3.9 indien een kandidaat op grond van een algemeen geldende woordbetekenis, zoals bijvoorbeeld vermeld in een woordenboek, een antwoord geeft dat vakinhoudelijk onjuist is, worden aan dat antwoord geen scorepunten toegekend, of tenminste niet de scorepunten die met de vakinhoudelijke onjuistheid gemoeid zijn.

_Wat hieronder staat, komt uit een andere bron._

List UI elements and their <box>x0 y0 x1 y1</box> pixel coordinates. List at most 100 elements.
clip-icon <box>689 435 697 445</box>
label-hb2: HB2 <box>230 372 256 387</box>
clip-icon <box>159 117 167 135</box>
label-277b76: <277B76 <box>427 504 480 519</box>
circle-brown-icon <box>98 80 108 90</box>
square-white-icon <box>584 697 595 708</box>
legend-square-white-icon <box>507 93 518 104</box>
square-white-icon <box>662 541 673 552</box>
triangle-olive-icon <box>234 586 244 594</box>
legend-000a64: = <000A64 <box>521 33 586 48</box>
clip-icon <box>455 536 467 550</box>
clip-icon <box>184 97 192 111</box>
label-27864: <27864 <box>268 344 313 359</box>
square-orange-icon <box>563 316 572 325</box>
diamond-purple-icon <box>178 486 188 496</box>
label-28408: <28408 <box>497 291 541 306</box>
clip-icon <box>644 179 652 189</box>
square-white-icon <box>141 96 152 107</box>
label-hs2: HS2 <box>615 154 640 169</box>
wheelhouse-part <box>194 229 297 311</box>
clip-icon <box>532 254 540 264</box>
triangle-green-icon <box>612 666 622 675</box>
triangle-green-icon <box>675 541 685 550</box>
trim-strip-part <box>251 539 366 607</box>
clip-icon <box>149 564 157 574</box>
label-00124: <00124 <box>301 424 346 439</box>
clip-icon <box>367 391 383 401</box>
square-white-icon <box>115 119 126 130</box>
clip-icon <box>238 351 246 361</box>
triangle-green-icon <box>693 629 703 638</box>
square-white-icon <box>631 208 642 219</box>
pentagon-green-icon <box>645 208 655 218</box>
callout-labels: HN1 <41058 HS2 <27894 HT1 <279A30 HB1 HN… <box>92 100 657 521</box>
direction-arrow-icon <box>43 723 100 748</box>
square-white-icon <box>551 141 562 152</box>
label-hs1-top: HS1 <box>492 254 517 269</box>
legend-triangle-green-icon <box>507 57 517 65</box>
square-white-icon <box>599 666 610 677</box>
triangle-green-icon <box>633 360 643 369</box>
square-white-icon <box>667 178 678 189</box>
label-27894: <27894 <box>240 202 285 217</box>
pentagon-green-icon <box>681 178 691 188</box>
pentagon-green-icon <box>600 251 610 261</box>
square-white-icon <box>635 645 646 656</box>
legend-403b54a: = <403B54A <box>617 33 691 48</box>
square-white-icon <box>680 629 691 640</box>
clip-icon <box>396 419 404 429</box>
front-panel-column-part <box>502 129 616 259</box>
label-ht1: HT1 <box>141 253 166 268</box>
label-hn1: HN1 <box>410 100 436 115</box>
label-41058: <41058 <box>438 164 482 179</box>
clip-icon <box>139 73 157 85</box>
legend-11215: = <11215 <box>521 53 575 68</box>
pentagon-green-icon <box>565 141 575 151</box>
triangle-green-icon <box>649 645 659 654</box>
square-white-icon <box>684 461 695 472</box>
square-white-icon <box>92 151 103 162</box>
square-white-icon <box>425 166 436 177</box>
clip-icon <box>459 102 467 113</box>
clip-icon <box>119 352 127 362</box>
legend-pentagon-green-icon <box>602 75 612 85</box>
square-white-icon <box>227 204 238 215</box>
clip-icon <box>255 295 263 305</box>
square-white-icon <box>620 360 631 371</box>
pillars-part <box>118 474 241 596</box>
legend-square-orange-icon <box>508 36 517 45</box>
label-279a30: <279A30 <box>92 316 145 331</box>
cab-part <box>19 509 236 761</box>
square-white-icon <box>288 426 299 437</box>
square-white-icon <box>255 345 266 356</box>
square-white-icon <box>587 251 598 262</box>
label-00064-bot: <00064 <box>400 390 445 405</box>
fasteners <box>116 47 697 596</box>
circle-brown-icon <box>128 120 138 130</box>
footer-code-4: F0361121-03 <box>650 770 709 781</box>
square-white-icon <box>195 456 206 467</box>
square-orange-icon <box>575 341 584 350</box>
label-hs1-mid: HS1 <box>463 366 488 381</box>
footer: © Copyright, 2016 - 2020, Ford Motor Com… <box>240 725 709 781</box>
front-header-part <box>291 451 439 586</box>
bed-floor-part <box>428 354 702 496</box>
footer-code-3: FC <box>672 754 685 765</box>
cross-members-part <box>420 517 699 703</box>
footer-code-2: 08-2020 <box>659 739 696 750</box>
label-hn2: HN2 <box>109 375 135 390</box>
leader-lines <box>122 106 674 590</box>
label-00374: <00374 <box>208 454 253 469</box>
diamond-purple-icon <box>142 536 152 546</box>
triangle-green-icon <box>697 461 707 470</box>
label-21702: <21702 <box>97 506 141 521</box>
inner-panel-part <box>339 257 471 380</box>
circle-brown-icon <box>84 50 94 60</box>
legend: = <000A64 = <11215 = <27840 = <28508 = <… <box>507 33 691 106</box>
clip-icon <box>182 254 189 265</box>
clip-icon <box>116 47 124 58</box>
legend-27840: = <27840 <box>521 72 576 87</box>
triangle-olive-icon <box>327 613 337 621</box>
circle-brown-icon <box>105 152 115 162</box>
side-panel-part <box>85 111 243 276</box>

4 Het juiste antwoord op een meerkeuzevraag is de hoofdletter die behoort bij de juiste keuzemogelijkheid. Voor een juist antwoord op een meerkeuzevraag wordt het in het beoordelingsmodel vermelde aantal scorepunten toegekend. Voor elk ander antwoord worden geen scorepunten toegekend. Indien meer dan één antwoord gegeven is, worden eveneens geen scorepunten toegekend.

5 Een fout mag in de uitwerking van een vraag maar één keer worden aangerekend, tenzij daardoor de vraag aanzienlijk vereenvoudigd wordt en/of tenzij in het

beoordelingsmodel anders is vermeld.

6 Een zelfde fout in de beantwoording van verschillende vragen moet steeds opnieuw worden aangerekend, tenzij in het beoordelingsmodel anders is vermeld.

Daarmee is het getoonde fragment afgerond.